Sunday, June 5, 2011

Why To Use A Collaborative Divorce Attorney (New York City)

By Kevin Young


The two of you don't see eye to eye on very many topics and, truth be told, you never did. You were always attracted to each other, enjoyed each other's company well enough, and early on even managed to make each other happy at times. But you never really agreed on many fundamental issues.

Nowadays there are but three things on which the two of you can positively agree. One: your marriage a decade ago was naive and ill-conceived. Two: you love your kids beyond words. Three: as it stands now divorce is unquestionably the most viable option for everyone involved, including your kids.

It was quite a long time coming and the topic didn't shock either of you when it was finally brought up.
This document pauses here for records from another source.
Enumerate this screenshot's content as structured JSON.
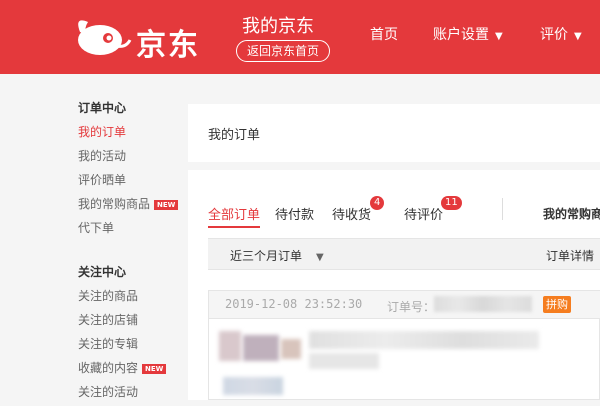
{
  "header": {
    "brand": "京东",
    "my_jd": "我的京东",
    "back_home": "返回京东首页",
    "nav": [
      {
        "label": "首页",
        "has_arrow": false
      },
      {
        "label": "账户设置",
        "has_arrow": true
      },
      {
        "label": "评价",
        "has_arrow": true
      }
    ],
    "accent_color": "#e4393c"
  },
  "sidebar": {
    "groups": [
      {
        "title": "订单中心",
        "items": [
          {
            "label": "我的订单",
            "active": true,
            "badge": ""
          },
          {
            "label": "我的活动",
            "active": false,
            "badge": ""
          },
          {
            "label": "评价晒单",
            "active": false,
            "badge": ""
          },
          {
            "label": "我的常购商品",
            "active": false,
            "badge": "NEW"
          },
          {
            "label": "代下单",
            "active": false,
            "badge": ""
          }
        ]
      },
      {
        "title": "关注中心",
        "items": [
          {
            "label": "关注的商品",
            "active": false,
            "badge": ""
          },
          {
            "label": "关注的店铺",
            "active": false,
            "badge": ""
          },
          {
            "label": "关注的专辑",
            "active": false,
            "badge": ""
          },
          {
            "label": "收藏的内容",
            "active": false,
            "badge": "NEW"
          },
          {
            "label": "关注的活动",
            "active": false,
            "badge": ""
          }
        ]
      }
    ]
  },
  "main": {
    "page_title": "我的订单",
    "tabs": [
      {
        "label": "全部订单",
        "count": ""
      },
      {
        "label": "待付款",
        "count": ""
      },
      {
        "label": "待收货",
        "count": "4"
      },
      {
        "label": "待评价",
        "count": "11"
      }
    ],
    "frequent_label": "我的常购商",
    "filter": {
      "range": "近三个月订单",
      "detail": "订单详情"
    },
    "order": {
      "time": "2019-12-08 23:52:30",
      "number_label": "订单号：",
      "tag": "拼购",
      "tag_color": "#f57d1f"
    }
  }
}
What DID surprise the two of you was just how upset the kids were when you separated. In retrospect, you realize just how foolish you were to think that they would take the news with the same sort of resigned acceptance as you did. Let's be honest, they weren't the ones who were unhappy, for you and your husband made a very happy home for both of them.

Now both of you are desperate to get through this as quickly and painlessly as possible for the sake of the kids. Your best friend went through something like this a few years ago; she and her husband opted for what she called a "collaborative divorce." You know very little about New York divorce laws but any scenario that will make it easier on the kids is worth considering.

## Exactly what is collaborative divorce?

Divorce in New York can be pursued by way of either traditional or collaborative means. Traditional divorce has been pictured a thousand times on television and in movies; two individuals each with a lawyer seeking to secure the absolute best settlement for their client. It is combative, acrimonious and often punitive. Collaborative divorce is quite different. Each party still has their very own lawyer taking care of their interest BUT all parties involved agree ahead of time that the objective of the process is to work together towards an agreed upon settlement.

## It certainly sounds ideal. Is it often successful?

It is incredibly successful but of course that's not surprising when you consider that the process can only be started if both parties agree that they want to resolve their divorce collaboratively. Two people who want the same thing and hire professionals to work together to ensure it happens will rarely be disappointed.

## The two of us just want this business to be easy on the kids. Considering that none of this is their fault.

It's very common for divorcing couples who have children to pursue a collaborative divorce. It doesn't only avoid a lot of the otherwise noxious discord that can spill over onto the children, but it can actually demonstrate that they still have two parents who are able to cooperate, communicate and make lucid decisions together.

## How does the time and cost compare to a conventional divorce?

The cost of a collaborative divorce compares favorably to a traditional courtroom divorce on two counts. First, when you've lawyers working together (as opposed to against each other) the process is naturally a lot quicker which, as a result, billable hours and lawyer fees. Second, you also prevent court fees as the court process is eliminated.

There's no such thing as an easy divorce, but if you are able to agree upon a collaborative process you will certainly save yourself time, money and grief. More to the point you can save your kids a good deal of conflict and confusion and show them that their parents can still cooperate on important issues.